An attacker exploits weaknesses in input validation on IMAP/SMTP servers to execute commands on the server. Web-mail servers often sit between the Internet and the IMAP or SMTP mail server. User requests are received by the web-mail servers which then query the back-end mail server for the requested information and return this response to the user. In an IMAP/SMTP command injection attack, mail-server commands are embedded in parts of the request sent to the web-mail server. If the web-mail server fails to adequately sanitize these requests, these commands are then sent to the back-end mail server when it is queried by the web-mail server, where the commands are then executed. This attack can be especially dangerous since administrators may assume that the back-end server is protected against direct Internet access and therefore may not secure it adequately against the execution of malicious commands.

Severity

Likelihood

Confidentiality

Integrity

Availability

The target environment must consist of a web-mail server that the attacker can query and a back-end mail server.

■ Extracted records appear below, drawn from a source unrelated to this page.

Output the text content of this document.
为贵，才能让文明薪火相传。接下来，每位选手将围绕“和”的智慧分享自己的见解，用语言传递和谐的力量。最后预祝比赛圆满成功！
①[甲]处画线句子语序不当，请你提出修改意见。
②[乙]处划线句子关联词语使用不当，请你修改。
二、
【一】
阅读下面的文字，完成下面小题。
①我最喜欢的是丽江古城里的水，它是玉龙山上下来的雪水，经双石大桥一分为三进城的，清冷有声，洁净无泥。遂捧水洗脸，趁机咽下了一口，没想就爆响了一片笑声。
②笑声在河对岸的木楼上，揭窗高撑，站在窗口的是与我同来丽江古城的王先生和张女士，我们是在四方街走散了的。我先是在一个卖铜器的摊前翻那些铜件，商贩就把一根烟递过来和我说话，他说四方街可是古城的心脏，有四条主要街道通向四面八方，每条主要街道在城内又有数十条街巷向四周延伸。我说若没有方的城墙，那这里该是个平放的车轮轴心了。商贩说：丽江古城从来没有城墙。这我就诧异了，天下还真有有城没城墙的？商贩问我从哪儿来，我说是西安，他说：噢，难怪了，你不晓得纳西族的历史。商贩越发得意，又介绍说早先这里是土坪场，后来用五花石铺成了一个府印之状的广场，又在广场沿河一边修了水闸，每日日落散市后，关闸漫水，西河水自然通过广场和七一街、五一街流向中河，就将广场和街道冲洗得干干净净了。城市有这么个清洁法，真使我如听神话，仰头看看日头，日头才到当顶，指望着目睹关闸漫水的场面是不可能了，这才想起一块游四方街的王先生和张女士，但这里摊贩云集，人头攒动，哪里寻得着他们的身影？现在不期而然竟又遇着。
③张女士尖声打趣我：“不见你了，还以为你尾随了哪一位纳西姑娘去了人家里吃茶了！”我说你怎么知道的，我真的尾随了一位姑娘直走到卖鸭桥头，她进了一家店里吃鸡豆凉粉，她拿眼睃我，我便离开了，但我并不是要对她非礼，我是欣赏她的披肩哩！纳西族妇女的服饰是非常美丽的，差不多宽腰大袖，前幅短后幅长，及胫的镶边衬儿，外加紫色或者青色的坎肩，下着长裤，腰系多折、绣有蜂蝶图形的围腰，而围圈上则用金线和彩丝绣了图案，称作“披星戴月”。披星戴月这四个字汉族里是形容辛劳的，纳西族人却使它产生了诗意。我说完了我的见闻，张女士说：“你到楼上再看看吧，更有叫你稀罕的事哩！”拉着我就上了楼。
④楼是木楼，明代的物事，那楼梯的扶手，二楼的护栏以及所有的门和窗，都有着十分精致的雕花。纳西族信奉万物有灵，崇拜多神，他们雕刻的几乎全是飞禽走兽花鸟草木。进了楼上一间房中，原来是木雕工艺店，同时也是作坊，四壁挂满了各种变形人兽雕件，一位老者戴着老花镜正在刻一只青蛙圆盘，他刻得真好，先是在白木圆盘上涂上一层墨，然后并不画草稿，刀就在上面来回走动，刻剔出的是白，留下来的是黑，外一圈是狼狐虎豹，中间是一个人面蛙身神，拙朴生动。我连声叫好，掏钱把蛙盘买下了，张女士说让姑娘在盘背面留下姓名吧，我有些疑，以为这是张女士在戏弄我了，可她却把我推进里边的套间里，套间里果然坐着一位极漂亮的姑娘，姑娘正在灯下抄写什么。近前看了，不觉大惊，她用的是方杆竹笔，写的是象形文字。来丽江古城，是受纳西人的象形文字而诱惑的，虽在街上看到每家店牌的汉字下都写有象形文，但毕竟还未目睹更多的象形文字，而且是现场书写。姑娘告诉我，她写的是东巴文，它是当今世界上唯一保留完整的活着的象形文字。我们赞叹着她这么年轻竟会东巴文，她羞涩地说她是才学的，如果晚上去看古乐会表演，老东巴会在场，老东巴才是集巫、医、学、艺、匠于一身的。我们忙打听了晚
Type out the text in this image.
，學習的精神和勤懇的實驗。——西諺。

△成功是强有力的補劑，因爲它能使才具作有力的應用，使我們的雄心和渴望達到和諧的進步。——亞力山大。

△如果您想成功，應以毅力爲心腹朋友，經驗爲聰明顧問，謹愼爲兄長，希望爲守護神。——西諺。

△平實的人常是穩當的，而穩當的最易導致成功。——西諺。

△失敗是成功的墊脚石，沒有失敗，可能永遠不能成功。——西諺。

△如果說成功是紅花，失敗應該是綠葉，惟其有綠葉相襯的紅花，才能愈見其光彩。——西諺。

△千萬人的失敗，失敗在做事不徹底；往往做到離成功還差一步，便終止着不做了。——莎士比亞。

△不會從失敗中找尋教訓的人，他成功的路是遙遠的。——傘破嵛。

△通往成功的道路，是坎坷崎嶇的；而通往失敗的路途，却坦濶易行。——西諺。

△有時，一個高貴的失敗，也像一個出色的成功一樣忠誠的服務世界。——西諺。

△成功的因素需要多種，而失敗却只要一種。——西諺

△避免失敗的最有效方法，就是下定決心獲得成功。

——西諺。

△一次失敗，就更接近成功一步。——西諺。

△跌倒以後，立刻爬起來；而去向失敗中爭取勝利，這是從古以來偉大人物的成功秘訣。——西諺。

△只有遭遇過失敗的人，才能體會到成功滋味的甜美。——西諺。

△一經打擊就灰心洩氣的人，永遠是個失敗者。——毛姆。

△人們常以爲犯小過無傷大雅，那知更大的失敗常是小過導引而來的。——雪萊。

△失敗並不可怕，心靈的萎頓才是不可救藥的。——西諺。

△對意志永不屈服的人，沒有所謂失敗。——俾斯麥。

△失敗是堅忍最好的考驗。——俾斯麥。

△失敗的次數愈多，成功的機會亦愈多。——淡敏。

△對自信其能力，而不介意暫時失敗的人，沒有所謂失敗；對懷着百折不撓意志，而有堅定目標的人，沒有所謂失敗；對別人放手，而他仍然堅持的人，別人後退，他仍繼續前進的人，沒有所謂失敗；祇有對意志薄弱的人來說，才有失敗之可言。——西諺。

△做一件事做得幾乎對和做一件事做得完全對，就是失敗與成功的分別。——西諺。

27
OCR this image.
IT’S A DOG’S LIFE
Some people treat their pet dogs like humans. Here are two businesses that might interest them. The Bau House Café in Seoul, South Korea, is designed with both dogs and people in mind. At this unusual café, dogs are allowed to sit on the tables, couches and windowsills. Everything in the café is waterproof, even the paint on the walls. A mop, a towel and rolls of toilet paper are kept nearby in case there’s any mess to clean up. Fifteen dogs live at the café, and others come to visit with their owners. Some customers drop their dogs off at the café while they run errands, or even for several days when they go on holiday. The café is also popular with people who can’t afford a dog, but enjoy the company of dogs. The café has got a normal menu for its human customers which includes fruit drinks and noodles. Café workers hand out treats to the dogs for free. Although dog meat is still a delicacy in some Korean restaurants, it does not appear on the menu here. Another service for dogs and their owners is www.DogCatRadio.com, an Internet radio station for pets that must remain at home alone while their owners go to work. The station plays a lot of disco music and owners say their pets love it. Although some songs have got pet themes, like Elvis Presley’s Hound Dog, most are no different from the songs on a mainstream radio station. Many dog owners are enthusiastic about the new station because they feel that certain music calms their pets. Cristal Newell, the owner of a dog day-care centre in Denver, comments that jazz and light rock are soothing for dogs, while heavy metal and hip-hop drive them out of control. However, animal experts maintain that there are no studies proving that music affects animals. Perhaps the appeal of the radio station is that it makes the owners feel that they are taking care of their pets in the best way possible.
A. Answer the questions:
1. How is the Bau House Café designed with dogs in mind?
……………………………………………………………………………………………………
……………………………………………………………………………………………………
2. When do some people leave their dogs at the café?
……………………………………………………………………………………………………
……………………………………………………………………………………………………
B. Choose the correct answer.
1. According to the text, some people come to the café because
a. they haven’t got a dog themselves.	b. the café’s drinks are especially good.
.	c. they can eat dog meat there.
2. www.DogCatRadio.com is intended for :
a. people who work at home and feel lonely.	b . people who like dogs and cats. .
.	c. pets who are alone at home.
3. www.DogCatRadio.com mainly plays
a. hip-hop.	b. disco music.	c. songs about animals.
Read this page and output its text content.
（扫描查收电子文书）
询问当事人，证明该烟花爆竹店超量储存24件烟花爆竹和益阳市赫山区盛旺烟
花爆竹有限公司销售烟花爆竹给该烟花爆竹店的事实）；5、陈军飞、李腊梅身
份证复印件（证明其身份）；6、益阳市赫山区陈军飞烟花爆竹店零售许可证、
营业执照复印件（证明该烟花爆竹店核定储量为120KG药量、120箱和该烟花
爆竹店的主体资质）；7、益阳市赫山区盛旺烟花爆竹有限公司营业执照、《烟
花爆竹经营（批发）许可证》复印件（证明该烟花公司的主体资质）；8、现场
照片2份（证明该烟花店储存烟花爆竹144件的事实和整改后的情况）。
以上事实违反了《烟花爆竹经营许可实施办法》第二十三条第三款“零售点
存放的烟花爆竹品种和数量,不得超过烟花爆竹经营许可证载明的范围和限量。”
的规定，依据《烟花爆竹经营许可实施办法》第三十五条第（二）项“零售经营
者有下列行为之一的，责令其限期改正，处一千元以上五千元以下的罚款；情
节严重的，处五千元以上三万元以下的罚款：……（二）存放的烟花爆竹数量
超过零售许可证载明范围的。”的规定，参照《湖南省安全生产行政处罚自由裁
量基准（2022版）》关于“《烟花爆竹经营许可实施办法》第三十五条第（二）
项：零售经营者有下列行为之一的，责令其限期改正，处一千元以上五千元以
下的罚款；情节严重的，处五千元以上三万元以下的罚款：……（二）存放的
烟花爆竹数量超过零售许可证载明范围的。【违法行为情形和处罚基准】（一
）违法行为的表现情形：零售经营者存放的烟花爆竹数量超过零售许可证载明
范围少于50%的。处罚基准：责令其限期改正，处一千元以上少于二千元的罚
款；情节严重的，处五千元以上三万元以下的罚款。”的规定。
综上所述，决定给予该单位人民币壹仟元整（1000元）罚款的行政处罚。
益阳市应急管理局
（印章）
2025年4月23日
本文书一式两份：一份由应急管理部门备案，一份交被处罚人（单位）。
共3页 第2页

The back-end mail server need not be directly accessible to the attacker.

The web-mail server must fail to adequately sanitize fields received from users and passed on to the back-end mail server.

The back-end mail server must not be adequately secured against receiving malicious commands from the web-mail server.

No special resources are required for this attack. However, in most cases, the attacker will need to be a recognized user of the web-mail server.